The developer, the venerable Square Enix, also decided to improve the game’s story by making the four playable characters into actual people, with a name, a face and a personality. In the original incarnation, the four playable characters were these silent, identical ciphers that only swing swords and opened treasure chests. In this go-around, there’s a main character and three others — his fellow orphan friend, a rebellious girl and an older military-type guy — whom he meets shortly into his journey. They talk about things, argue among themselves and, in a way, seem a little beset to take on the kind of stereotypical epic quest that ends in saving the world. (Really, wouldn’t you be?) Like in the version 1.0, however, these four still share the same physical attributes, and over the course of the game the player can change their class to all manner of strangely-costumed jobs in order to complete the game in whatever fashion the player wishes.
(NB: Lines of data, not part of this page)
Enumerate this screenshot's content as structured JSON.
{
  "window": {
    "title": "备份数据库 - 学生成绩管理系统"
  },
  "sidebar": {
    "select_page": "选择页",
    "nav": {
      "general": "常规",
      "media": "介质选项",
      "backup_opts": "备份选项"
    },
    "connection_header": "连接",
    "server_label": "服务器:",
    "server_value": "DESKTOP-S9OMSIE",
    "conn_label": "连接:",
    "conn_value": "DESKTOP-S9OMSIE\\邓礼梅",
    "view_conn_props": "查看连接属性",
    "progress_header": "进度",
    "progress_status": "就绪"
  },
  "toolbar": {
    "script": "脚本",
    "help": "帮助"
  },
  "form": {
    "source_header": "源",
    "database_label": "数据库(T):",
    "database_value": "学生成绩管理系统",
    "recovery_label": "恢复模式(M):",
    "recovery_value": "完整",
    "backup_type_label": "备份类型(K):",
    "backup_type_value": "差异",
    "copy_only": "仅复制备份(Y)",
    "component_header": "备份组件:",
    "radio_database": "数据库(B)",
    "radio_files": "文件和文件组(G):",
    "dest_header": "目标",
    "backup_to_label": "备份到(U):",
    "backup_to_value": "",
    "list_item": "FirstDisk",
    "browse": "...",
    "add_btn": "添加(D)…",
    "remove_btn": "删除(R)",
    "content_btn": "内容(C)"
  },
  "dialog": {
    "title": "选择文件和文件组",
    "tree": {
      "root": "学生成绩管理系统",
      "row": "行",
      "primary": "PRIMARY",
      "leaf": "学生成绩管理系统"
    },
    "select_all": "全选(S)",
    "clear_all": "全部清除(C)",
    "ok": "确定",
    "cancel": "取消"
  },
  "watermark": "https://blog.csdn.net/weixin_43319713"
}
Now, this is where my weird ideas kick in.
In a world of knights and wizards and thieves and ninjas and all that, I’m assuming the natural tendency would be to make the main character and the military-type guy the physical powerhouses, and leave the healing magic and wizardry to the other two, solely on account of the fact that one is a girl — and we all know girls can’t fight — and the other, who looks strikingly feminine, is introduced as being timid. Personalities aside, the characters are still identical, however. So I take a strange sort of pleasure in making the latter two characters change into various buff classes — currently, she’s an axe-toting Viking and he’s knight — while the other two are the classes typically viewed as physical weaker, what with the responsibility for healing and helping the axe- and sword-swingers and all. I’d imagine most players — especially male players — would stick the sole girl character as a healer or, if they could, a new class where she attacks with frying pans and vacuums and Lee Press-On Nails. And it’s strange, because by virtue of being a one-player game, no one else will ever interact with my little take on the characters. Nonetheless, on some level, I feel like I’m subverting the rules of gender politics.
I mean seriously — the girl is a Viking. That’s got to count for something.
And even if nobody else knows what the hell I'm talking about, Meg H. at least will appreciate this.